A tingling burn of caramel and ginger lingers long after each drink, but this warming sensation becomes pleasant and cara-mellow as it spreads into my stomach. Designated drivers of the world, take note: Ginger 1893 might spice up your sober night a little.

As for everyone else, your enjoyment of this cola will depend entirely on your fanaticism for ginger as a spice, because the sizzling ginger here is more fiery and overbearing than Guy Fieri on fajita night.

In short: it’s a much angrier Vernors. To use a reference non-Michiganders will understand: it’s like that Jolly Reindeer soda Coca-Cola brought to Freestyle machines last Christmas, except this time the reindeer kicks you in the throat after each sip.

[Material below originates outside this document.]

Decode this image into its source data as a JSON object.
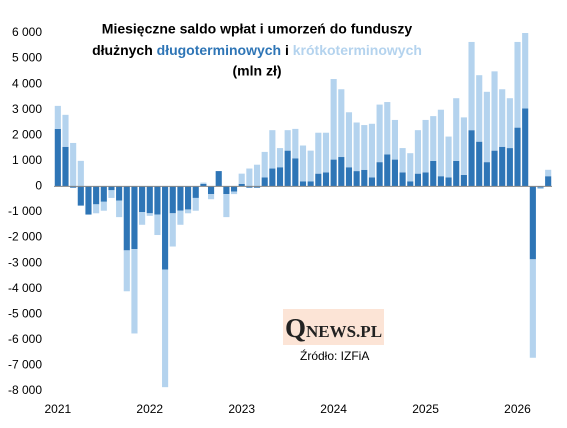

As for me, the spice is simply too much for my baby tongue. I think I’ll stick to the Original Pepsi 1893 so I can more richly appreciate the kola nut flavor. Should the desire for a sweet ginger soda ever strike me, I can always sadistically dunk a freshly baked gingerbread man into the bubbling brown liquid until the goofy smile melts from his face.

I’ll see you in therapy, Caleb Bradham.

We also reviewed 1893 Original Cola! Click here to read our review.

(Nutrition Facts – 1 can – 150 calories, 0 grams of fat, 55 milligrams of sodium, 40 grams of carbohydrates, 39 grams of sugar, and 0 grams of protein..)

Purchased Price: $1.69
Size: 12 fl oz can
Purchased at: Meijer
Rating: 5 out of 10
Pros: Warm ‘n’ bubbly in my belly. Cool kola nut nuttiness. Elegant Pokémon chalices. The Continuing Adventures of Duracell Voltron.
Cons: Hot ‘n’ spicy in my throat. Ginger was not applied gingerly. 19th century Nesquik Bunnies. Dad jokes. Guy Fieri’s dinner parties.